Miller offers an education in preaching rich in reality. Miller models what he speaks of. In keeping with his emphasis upon proposition and story, Miller teaches the homiletic steps and propositions through use of his vast personal experience in the pulpit and the classroom. The book is rich in both stimulating ideas as well as stories that deepen and delight.
Miller has always been a great writer. His use of language has a way of surprising as it stimulates a profound way of thinking about the task. While it makes for great reading, I’m not sure it serves so well as example. Miller does his best to teach his readers how to work the words, but I fear that most of us might miss the mark. Miller is a one-off, which is to say that his eloquence, cultivated from a lifelong enthusiasm for art and literature, will not be easily reproduced by others. Nor should it be. Preachers need to find their own voice.
On that level, Miller’s work will be helpful. All of us can learn to be more imaginative within our own personalities. We can all become more creative, finding ways to introduce our left brains to our right.
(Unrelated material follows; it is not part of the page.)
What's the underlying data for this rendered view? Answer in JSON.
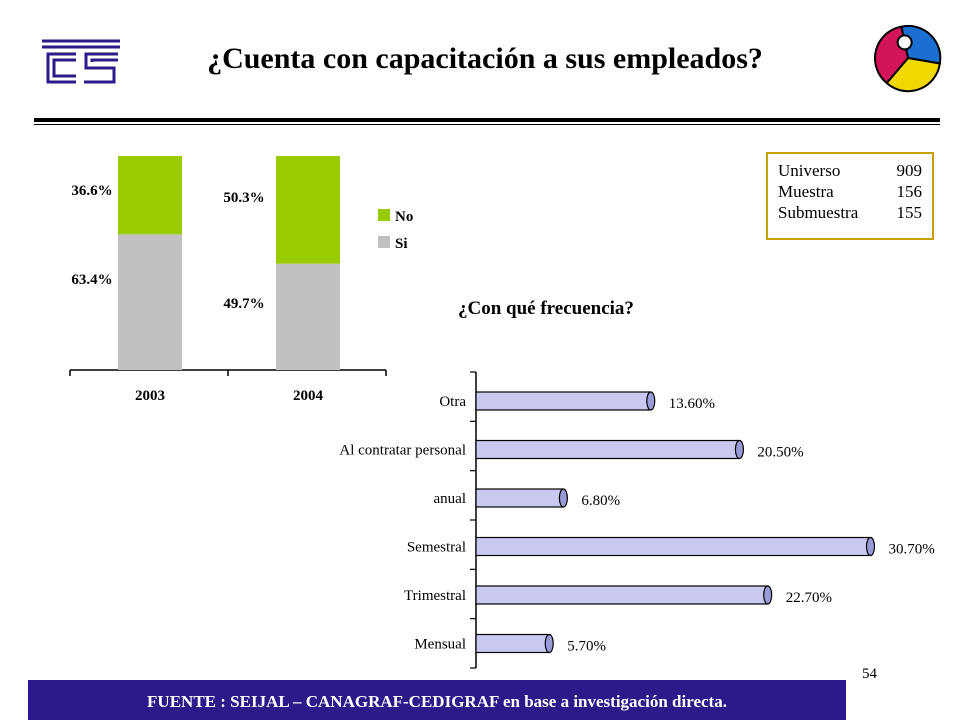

Miller says, “Great preaching is a mind-set which allows the preacher to see that storytelling is godly and effective, and any attempt to minimize the importance of story as an illustration of the all-important, almighty proposition is to misunderstand the importance of the art given to all great communicators. Precept and story share equally in comprising the sermon’s communique. Both of them work together in preparing and preaching the image-driven sermon (151).”
If you haven’t read a book on preaching in a long time, read this one. Your preaching will be better for it.